Breivik killed more than 90 people in last Friday's bomb attack and shooting rampage that stunned Norway.

"According to our experts, the materials bought in Poland were not critical for the construction of the bomb," the deputy head of the ABW agency, Pawel Bialek, told a news conference.

"At this stage, the information and materials we have do not indicate that the relations with the terrorist were anything other than commercial."

Bialek said the owner of the company, which he did not name, was cooperating fully with the authorities in their investigation. He added that the firm had sold over 100 kg of one substance and several hundred grams of another.

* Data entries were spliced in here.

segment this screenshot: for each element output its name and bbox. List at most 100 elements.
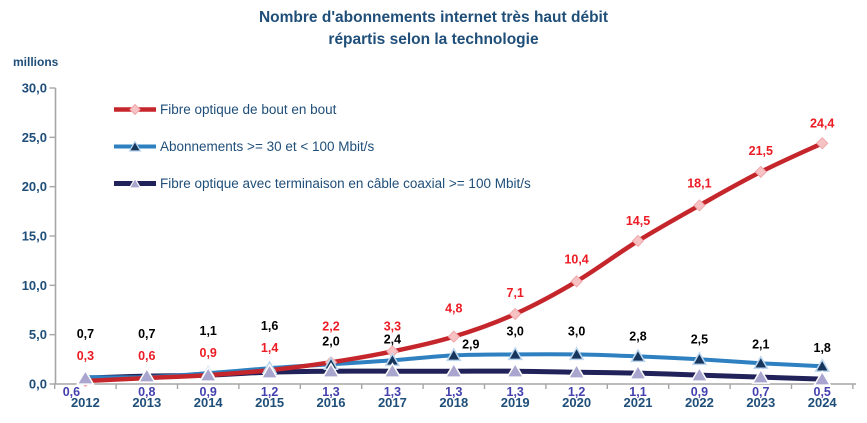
triangle-marker — [383, 362, 402, 378]
data-label-purple: 0,9 — [200, 385, 217, 399]
legend-label: Abonnements >= 30 et < 100 Mbit/s — [160, 138, 375, 154]
data-label-red: 4,8 — [445, 302, 462, 316]
x-tick-label-year: 2018 — [439, 395, 468, 410]
chart-title: Nombre d'abonnements internet très haut … — [0, 7, 867, 51]
diamond-marker — [693, 199, 706, 212]
x-tick-label-year: 2017 — [378, 395, 407, 410]
diamond-marker — [570, 275, 583, 288]
x-tick-label-year: 2014 — [194, 395, 224, 410]
diamond-marker — [447, 330, 461, 343]
y-tick-label: 15,0 — [22, 229, 47, 244]
triangle-marker — [690, 366, 709, 382]
x-axis: 2012 2013 2014 2015 2016 2017 2018 2019 2020 2021… — [54, 383, 856, 410]
data-label-red: 0,9 — [200, 346, 217, 360]
data-label-purple: 1,2 — [568, 385, 585, 399]
triangle-marker — [321, 362, 341, 378]
series-labels-fibre-optique: 0,3 0,6 0,9 1,4 2,2 3,3 4,8 7,1 10,4 14,5 18,1 21,5… — [77, 116, 835, 363]
data-label-black: 2,9 — [462, 337, 479, 351]
data-label-black: 3,0 — [568, 324, 585, 338]
legend-item-0: Fibre optique de bout en bout — [112, 101, 531, 117]
chart-title-line1: Nombre d'abonnements internet très haut … — [258, 9, 609, 26]
data-label-red: 2,2 — [322, 319, 339, 333]
legend-item-2: Fibre optique avec terminaison en câble … — [112, 175, 531, 191]
x-tick-label-year: 2016 — [317, 395, 346, 410]
diamond-marker — [508, 307, 522, 321]
diamond-marker — [631, 234, 645, 248]
data-label-purple: 1,3 — [322, 385, 339, 399]
data-label-red: 21,5 — [749, 144, 773, 158]
legend-diamond — [129, 103, 141, 115]
data-label-purple: 0,7 — [752, 385, 769, 399]
y-tick-label: 25,0 — [22, 130, 47, 145]
legend: Fibre optique de bout en bout Abonnements… — [112, 101, 531, 191]
y-tick-label: 0,0 — [29, 377, 47, 392]
data-label-purple: 1,3 — [384, 385, 401, 399]
triangle-marker — [812, 370, 832, 386]
chart-title-line2: répartis selon la technologie — [328, 31, 539, 48]
data-label-red: 14,5 — [626, 214, 650, 228]
data-label-purple: 1,3 — [445, 385, 462, 399]
legend-triangle — [128, 139, 142, 152]
data-label-black: 1,6 — [261, 319, 278, 333]
x-tick-label-year: 2013 — [132, 395, 161, 410]
data-label-black: 1,1 — [200, 324, 217, 338]
x-tick-label-year: 2019 — [501, 395, 530, 410]
data-label-black: 3,0 — [507, 324, 524, 338]
data-label-purple: 1,3 — [507, 385, 524, 399]
legend-item-1: Abonnements >= 30 et < 100 Mbit/s — [112, 138, 531, 154]
triangle-marker — [628, 364, 648, 380]
diamond-marker — [815, 137, 829, 150]
data-label-black: 2,5 — [691, 332, 708, 346]
x-tick-label-year: 2012 — [71, 395, 100, 410]
data-label-red: 18,1 — [687, 176, 711, 190]
x-tick-label-year: 2024 — [808, 395, 838, 410]
data-label-black: 1,8 — [814, 341, 831, 355]
data-label-red: 7,1 — [507, 286, 524, 300]
y-tick-label: 20,0 — [22, 179, 47, 194]
legend-marker-icon — [114, 103, 156, 115]
series-labels-cable-coaxial: 0,6 0,8 0,9 1,2 1,3 1,3 1,3 1,3 1,2 1,1 0,9 0,7 0,5 — [63, 385, 831, 399]
data-label-red: 3,3 — [384, 319, 401, 333]
legend-label: Fibre optique avec terminaison en câble … — [160, 175, 531, 191]
triangle-marker — [751, 368, 771, 384]
legend-label: Fibre optique de bout en bout — [160, 101, 337, 117]
data-label-black: 0,7 — [77, 327, 94, 341]
series-markers-cable-coaxial — [76, 362, 832, 386]
triangle-marker — [444, 362, 464, 378]
data-label-red: 0,6 — [138, 349, 155, 363]
data-label-red: 24,4 — [810, 116, 834, 130]
x-tick-label-year: 2022 — [685, 395, 714, 410]
triangle-marker — [691, 351, 708, 366]
y-tick-label: 10,0 — [22, 278, 47, 293]
data-label-red: 0,3 — [77, 349, 94, 363]
x-tick-label-year: 2020 — [562, 395, 591, 410]
data-label-purple: 0,5 — [814, 385, 831, 399]
triangle-marker — [76, 369, 95, 385]
x-tick-label-year: 2015 — [255, 395, 284, 410]
triangle-marker — [446, 347, 462, 362]
data-label-purple: 1,2 — [261, 385, 278, 399]
y-tick-label: 5,0 — [29, 327, 47, 342]
diamond-marker — [754, 165, 768, 179]
triangle-marker — [630, 348, 646, 363]
triangle-marker — [137, 367, 157, 383]
triangle-marker — [568, 346, 585, 361]
x-tick-label-year: 2021 — [624, 395, 653, 410]
data-label-black: 2,8 — [629, 329, 646, 343]
data-label-black: 0,7 — [138, 327, 155, 341]
triangle-marker — [567, 363, 586, 379]
data-label-black: 2,1 — [752, 337, 769, 351]
legend-marker-icon — [114, 139, 156, 152]
data-label-red: 1,4 — [261, 341, 278, 355]
data-label-black: 2,4 — [384, 332, 401, 346]
data-label-purple: 0,9 — [691, 385, 708, 399]
data-label-purple: 1,1 — [629, 385, 646, 399]
x-tick-label-year: 2023 — [746, 395, 775, 410]
y-tick-label: 30,0 — [22, 81, 47, 96]
data-label-purple: 0,6 — [63, 385, 80, 399]
data-label-red: 10,4 — [564, 252, 588, 266]
triangle-marker — [505, 362, 525, 378]
triangle-marker — [198, 366, 218, 382]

The transaction was made over the Internet and there is no evidence that Breivik ever visited Poland, Bialek said.

Breivik also tried unsuccessfully to buy weapons in the Czech Republic, Bialek added.

In a rambling, 1,500-page online manifesto, Breivik, who has confessed to the killings, portrays himself as a crusader defending Europe against a tide of Islam.

He names the 17th century Polish king Jan III Sobieski, who defeated the Ottoman Turks at the gates of Vienna, as one of his heroes, Polish media have reported.